Chocolate can be dangerous for dogs as it contains a substance called theobromine, which canines break down and clear more slowly than humans do. As a result, dogs can experience faster heart rate, diarrhoea, agitation, vomiting and seizures – and in rare cases they can die. The darker the chocolate, the higher the level of theobromine and the greater the risk to dogs.
“There are lots of people with a new dog in the household this year, so it is worth spreading the word,” said Dr PJ Noble, a senior lecturer in small animal internal medicine at the University of Liverpool. “We all love chocolate at Easter time, but our canine pals can’t cope with it so well.”
The figures came from the Kennel Club’s insurance partner, Agria Pet Insurance, which found that cases of chocolate poisoning rose by 235% over the four-week Easter period in 2019 and 2018 when compared with all other months in those years.

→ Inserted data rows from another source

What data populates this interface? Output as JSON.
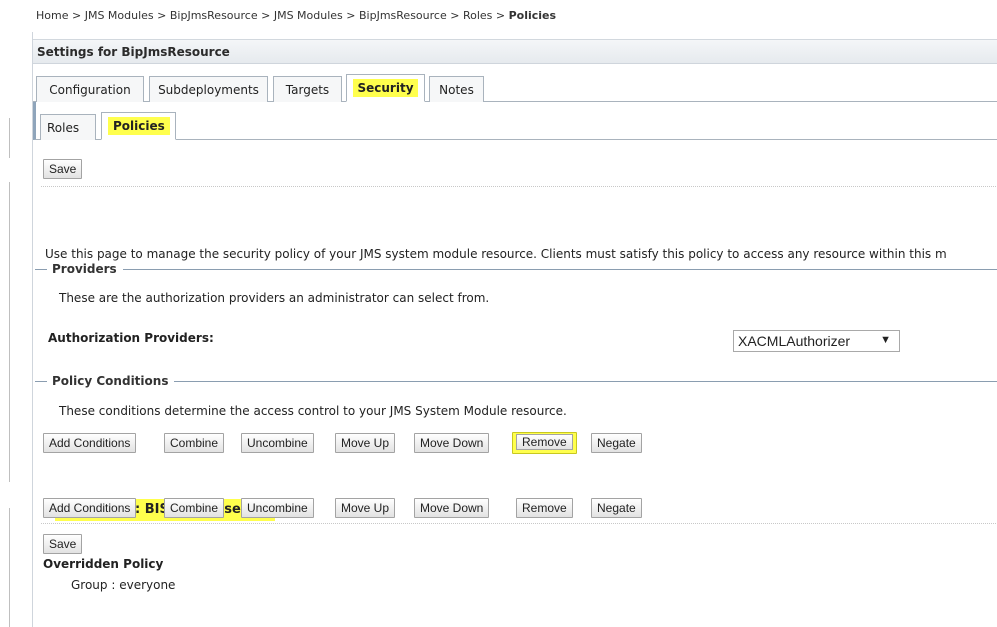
{
  "breadcrumb": {
    "items": [
      "Home",
      "JMS Modules",
      "BipJmsResource",
      "JMS Modules",
      "BipJmsResource",
      "Roles"
    ],
    "current": "Policies",
    "separator": ">"
  },
  "settings": {
    "title": "Settings for BipJmsResource"
  },
  "tabs": {
    "configuration": "Configuration",
    "subdeployments": "Subdeployments",
    "targets": "Targets",
    "security": "Security",
    "notes": "Notes"
  },
  "subtabs": {
    "roles": "Roles",
    "policies": "Policies"
  },
  "buttons": {
    "save": "Save",
    "add_conditions": "Add Conditions",
    "combine": "Combine",
    "uncombine": "Uncombine",
    "move_up": "Move Up",
    "move_down": "Move Down",
    "remove": "Remove",
    "negate": "Negate"
  },
  "description": "Use this page to manage the security policy of your JMS system module resource. Clients must satisfy this policy to access any resource within this m",
  "providers": {
    "title": "Providers",
    "text": "These are the authorization providers an administrator can select from.",
    "label": "Authorization Providers:",
    "selected": "XACMLAuthorizer"
  },
  "policy_conditions": {
    "title": "Policy Conditions",
    "text": "These conditions determine the access control to your JMS System Module resource.",
    "condition": "User : BISystemUser"
  },
  "overridden": {
    "title": "Overridden Policy",
    "value": "Group : everyone"
  },
  "colors": {
    "highlight": "#ffff4d",
    "section_line": "#8a9db0"
  }
}
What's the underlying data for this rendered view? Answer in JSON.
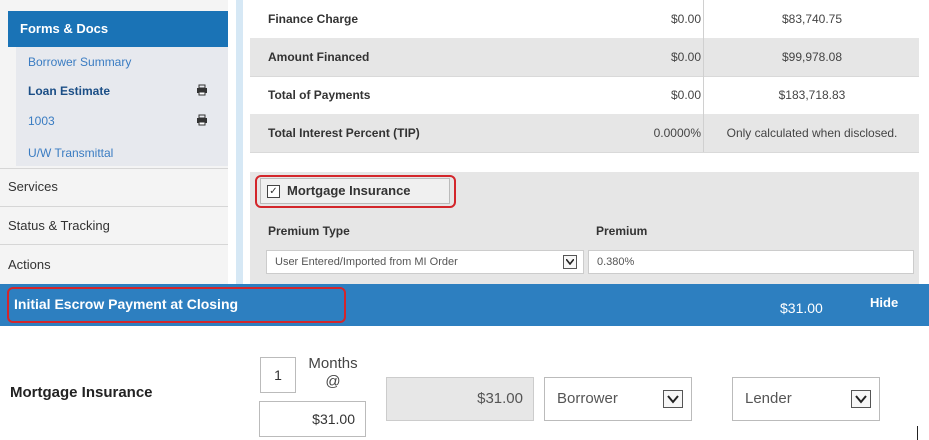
{
  "sidebar": {
    "header": "Forms & Docs",
    "sub_items": [
      {
        "label": "Borrower Summary"
      },
      {
        "label": "Loan Estimate"
      },
      {
        "label": "1003"
      },
      {
        "label": "U/W Transmittal"
      }
    ],
    "items": [
      {
        "label": "Services"
      },
      {
        "label": "Status & Tracking"
      },
      {
        "label": "Actions"
      }
    ]
  },
  "disclosure_table": {
    "rows": [
      {
        "label": "Finance Charge",
        "value1": "$0.00",
        "value2": "$83,740.75"
      },
      {
        "label": "Amount Financed",
        "value1": "$0.00",
        "value2": "$99,978.08"
      },
      {
        "label": "Total of Payments",
        "value1": "$0.00",
        "value2": "$183,718.83"
      },
      {
        "label": "Total Interest Percent (TIP)",
        "value1": "0.0000%",
        "value2": "Only calculated when disclosed."
      }
    ]
  },
  "mortgage_insurance_panel": {
    "checkbox_label": "Mortgage Insurance",
    "checked": true,
    "premium_type_header": "Premium Type",
    "premium_header": "Premium",
    "premium_type_value": "User Entered/Imported from MI Order",
    "premium_value": "0.380%"
  },
  "escrow": {
    "title": "Initial Escrow Payment at Closing",
    "amount": "$31.00",
    "hide_label": "Hide"
  },
  "mi_row": {
    "label": "Mortgage Insurance",
    "months_value": "1",
    "months_label_line1": "Months",
    "months_label_line2": "@",
    "rate_value": "$31.00",
    "total_value": "$31.00",
    "payer1": "Borrower",
    "payer2": "Lender"
  },
  "colors": {
    "accent_blue": "#1a73b6",
    "escrow_bar": "#2d7fc0",
    "highlight_red": "#d3262b"
  },
  "icons": [
    "printer-icon",
    "checkbox-checked-icon",
    "chevron-down-icon"
  ]
}
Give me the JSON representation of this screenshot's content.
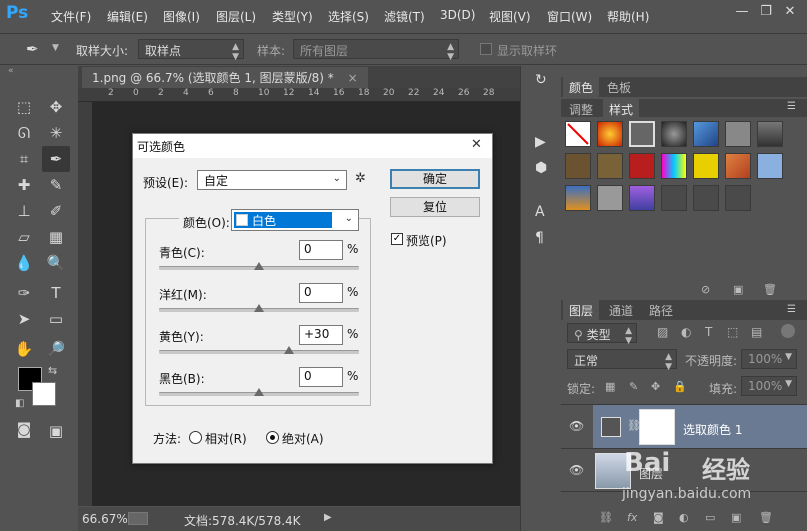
{
  "app": {
    "logo": "Ps"
  },
  "menu": [
    "文件(F)",
    "编辑(E)",
    "图像(I)",
    "图层(L)",
    "类型(Y)",
    "选择(S)",
    "滤镜(T)",
    "3D(D)",
    "视图(V)",
    "窗口(W)",
    "帮助(H)"
  ],
  "window_controls": {
    "minimize": "—",
    "restore": "❐",
    "close": "✕"
  },
  "options": {
    "sample_size_label": "取样大小:",
    "sample_size_value": "取样点",
    "sample_label": "样本:",
    "sample_value": "所有图层",
    "show_ring_label": "显示取样环"
  },
  "document": {
    "tab_title": "1.png @ 66.7% (选取颜色 1, 图层蒙版/8) *",
    "close": "×",
    "ruler_ticks": [
      "2",
      "0",
      "2",
      "4",
      "6",
      "8",
      "10",
      "12",
      "14",
      "16",
      "18",
      "20",
      "22",
      "24",
      "26",
      "28"
    ],
    "zoom": "66.67%",
    "doc_size": "文档:578.4K/578.4K"
  },
  "dialog": {
    "title": "可选颜色",
    "close": "✕",
    "preset_label": "预设(E):",
    "preset_value": "自定",
    "ok_label": "确定",
    "reset_label": "复位",
    "preview_label": "预览(P)",
    "preview_checked": true,
    "colors_label": "颜色(O):",
    "colors_value": "白色",
    "sliders": [
      {
        "label": "青色(C):",
        "value": "0",
        "percent": "%",
        "position": 0.5
      },
      {
        "label": "洋红(M):",
        "value": "0",
        "percent": "%",
        "position": 0.5
      },
      {
        "label": "黄色(Y):",
        "value": "+30",
        "percent": "%",
        "position": 0.65
      },
      {
        "label": "黑色(B):",
        "value": "0",
        "percent": "%",
        "position": 0.5
      }
    ],
    "method_label": "方法:",
    "method_relative": "相对(R)",
    "method_absolute": "绝对(A)",
    "method_selected": "absolute"
  },
  "panels": {
    "color_tabs": [
      "颜色",
      "色板"
    ],
    "style_tabs": [
      "调整",
      "样式"
    ],
    "layer_tabs": [
      "图层",
      "通道",
      "路径"
    ],
    "kind_filter": "类型",
    "blend_mode": "正常",
    "opacity_label": "不透明度:",
    "opacity_value": "100%",
    "lock_label": "锁定:",
    "fill_label": "填充:",
    "fill_value": "100%",
    "layers": [
      {
        "name": "选取颜色 1",
        "selected": true
      },
      {
        "name": "图层",
        "selected": false
      }
    ],
    "footer_icons": [
      "link-icon",
      "fx-icon",
      "mask-icon",
      "adjustment-icon",
      "folder-icon",
      "new-layer-icon",
      "trash-icon"
    ]
  },
  "watermark": {
    "brand": "Bai",
    "brand2": "经验",
    "url": "jingyan.baidu.com"
  },
  "colors": {
    "ps_blue": "#31a8ff",
    "selected_layer": "#697a92",
    "dialog_highlight": "#0078d7"
  }
}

While a rise in claims involving poisoning is also seen at Christmas, the spike over Easter appears to be down to one particular foodstuff: chocolate.
The Kennel Club has urged owners to keep chocolate and other human treats away from dogs, and not to allow them to take part in Easter egg hunts.
Should a dog be found to have wolfed down chocolate, Lambert said owners should call the vet and have information to hand. “First of all, identify exactly what it is and the quantity that the dog has eaten,” he said. “If you can find the ingredients as well, that would be a help.”
Noble said vets would usually make dogs vomit if they had recently eaten a potentially harmful dose of chocolate, but in more serious cases other treatments might be needed such as activated charcoal. Some dogs might also need intravenous fluids and monitoring.
It is not the first time such warnings have been issued. Work by Noble and colleagues previously revealed that both Christmas and Easter periods are associated with a rise in dogs being taken to the vet after munching on chocolate. Experts have also stressed that dogs should not be given sultanas, raisins or grapes, as they can cause kidney damage in canines.
“There are a lot of things that are safe for dogs – carrots, for example – but we would always recommend giving special dog treats, treats that are designed specifically for dogs’ diets,” said Lambert.
The Kennel club has said sweet treats are not the only springtime peril for pets, noting that daffodils, tulips and spring crocuses can pose a health risk to curious canines. “Most dogs won’t eat flowers, but at time of excitement they will do things out of character,” said Lambert.
The organisation has also urged dogs owners to take care when exercising their pets outdoors over Easter.
Concerns have been raised over the revised Countryside Code, which does not request that dogs should kept on leads at nature reserves or around livestock.
“The countryside is a great place to walk dogs, with many wonderful places to exercise your dog off-lead. However, we’d recommend owners always keep their dogs on a short lead when walking around livestock, to prevent accidents and injuries to both their dog and the animals,” said Dr Ed Hayes, the head of public affairs at the Kennel Club.